A Eucaristia e a Igreja de Cristo

Existe um ditado popular que diz: “política, futebol e religião não se discutem”. Querendo dizer que cada um tem a sua opinião, e não importa o que possamos falar ou debater ninguém deixará suas convicções. Como padre, ouvi muitas vezes a expressão: “religião é tudo igual, o importante é participar de alguma”. Ouvir isso de um irmão de uma outra igreja é compreensível, mas quando ouço isso de católicos fico com uma certa tristeza no coração. Pergunto-me: será que compreendem a beleza e a grandeza da Igreja Católica? É verdade que muitas vezes a beleza da Igreja está encoberta por escândalos e pecados de seus membros. Muitas vezes parece que a nossa incoerência de vida apequena a grandeza da Igreja. Porém, não podemos esquecer que a beleza e a grandeza da Igreja estão naquele que a constituiu doando inteiramente a sua vida para a nossa salvação: Jesus!
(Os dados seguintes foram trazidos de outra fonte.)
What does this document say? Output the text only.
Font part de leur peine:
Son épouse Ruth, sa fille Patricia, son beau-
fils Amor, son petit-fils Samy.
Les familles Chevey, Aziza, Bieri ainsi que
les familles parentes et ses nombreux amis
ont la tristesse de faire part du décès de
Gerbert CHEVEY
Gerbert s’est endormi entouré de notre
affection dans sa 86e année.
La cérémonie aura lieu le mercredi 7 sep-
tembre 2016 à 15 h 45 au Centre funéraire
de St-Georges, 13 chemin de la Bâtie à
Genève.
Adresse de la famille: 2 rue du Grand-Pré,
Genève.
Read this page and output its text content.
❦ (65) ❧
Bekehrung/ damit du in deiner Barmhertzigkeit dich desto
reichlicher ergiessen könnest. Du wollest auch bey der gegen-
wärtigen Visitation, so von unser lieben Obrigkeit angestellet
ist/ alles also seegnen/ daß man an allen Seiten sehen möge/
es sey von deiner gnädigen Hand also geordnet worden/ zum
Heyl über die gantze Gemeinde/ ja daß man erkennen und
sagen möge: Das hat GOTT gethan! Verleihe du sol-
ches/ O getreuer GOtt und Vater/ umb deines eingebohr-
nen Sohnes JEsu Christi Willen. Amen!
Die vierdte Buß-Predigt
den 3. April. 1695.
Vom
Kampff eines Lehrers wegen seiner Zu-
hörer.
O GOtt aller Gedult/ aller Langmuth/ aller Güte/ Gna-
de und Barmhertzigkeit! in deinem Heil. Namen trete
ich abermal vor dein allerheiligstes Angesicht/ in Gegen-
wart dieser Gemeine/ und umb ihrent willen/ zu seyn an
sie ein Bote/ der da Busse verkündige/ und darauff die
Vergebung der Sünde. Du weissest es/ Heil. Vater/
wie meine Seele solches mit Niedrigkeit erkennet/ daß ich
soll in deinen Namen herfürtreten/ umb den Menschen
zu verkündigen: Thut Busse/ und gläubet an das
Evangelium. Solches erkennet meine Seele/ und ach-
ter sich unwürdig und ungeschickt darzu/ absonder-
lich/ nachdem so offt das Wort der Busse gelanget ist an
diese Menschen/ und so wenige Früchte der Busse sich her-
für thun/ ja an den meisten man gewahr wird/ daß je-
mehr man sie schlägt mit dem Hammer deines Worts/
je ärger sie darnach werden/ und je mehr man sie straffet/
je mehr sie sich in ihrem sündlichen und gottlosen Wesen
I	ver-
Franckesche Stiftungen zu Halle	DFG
Lendo as Escrituras podemos constatar que Jesus antecipou a doação da sua vida na cruz na última ceia com seus discípulos: “Isto é meu corpo… isto é meu sangue” (Mt 26,26-29). E nos deu uma ordem: “fazei isto em minha memória” (Lc 22, 19). Jesus institui o sacramento da Eucaristia, que é a sua presença viva e real, presença que se perpetua ao longo dos séculos na Igreja Católica até o dia em que o Senhor voltar. Por que sou católico? Dentre muitas respostas que poderia dar a essa pergunta uma das mais eloquentes, sem sombra de dúvidas, é porque da Igreja Católica recebo o corpo e o sangue de Cristo. O Papa Bento XVI nos diz que ser cristão não é tanto a escolha de uma doutrina, mas é o encontro com uma pessoa, é o encontro com Jesus (Deus caritas est, 1). É a relação com Jesus que nos faz seus discípulos. Sabemos que podemos nos relacionar com as pessoas de diversas maneiras. Podemos ter relacionamentos profundos em que conhecemos mais a vida do outro e nos comprometemos, ou podemos ter relacionamentos superficiais. Podemos nos relacionar com pessoas por telefone, por whatsapp, à distância. Ou podemos querer o contato pessoal, olhar nos olhos, partilhar a vida. A maneira como nos relacionamos com uma pessoa mostra o grau de comprometimento que temos com ela.
Jesus quer estar em uma relação profunda e comprometida conosco. Agora depende de nós queremos o mesmo em relação a Ele. No evangelho de João nós não temos a narração da instituição da Eucaristia, mas temos um longo discurso de Jesus sobre o pão da vida no capítulo 6. Em João 6,56, Jesus diz: “Quem come minha carne e bebe o meu sangue permanece em mim, e eu nele”. A Eucaristia é a união mais profunda que podemos ter com Jesus. No capítulo 6 de João fica claro que a presença de Jesus no pão e no vinho não é figurada, não é apenas um símbolo, é real. Jesus está presente na Palavra, no irmão, mas a Eucaristia é Jesus. E isso para nós católicos é uma graça sem limites, e muitas vezes não nos damos conta desse imenso dom. Por isso que um católico nunca pode dizer que igreja é tudo igual. E dentre tantas diferenças entre as igrejas, a maior delas é a Eucaristia, Deus nos deu Jesus presente realmente nas espécies do pão e do vinho, que são o corpo e o sangue de Cristo. No dia 20 de junho celebraremos o Corpus Christi, e quando estivermos nas ruas de nossas cidades adorando e manifestando publicamente o nosso amor à Eucaristia, lembremos que estamos celebrando a solenidade do sacramento que nos une a Cristo de uma maneira inimaginável e que temos que ser gratos a Deus por esse presente preciosíssimo do seu Corpo e do seu Sangue.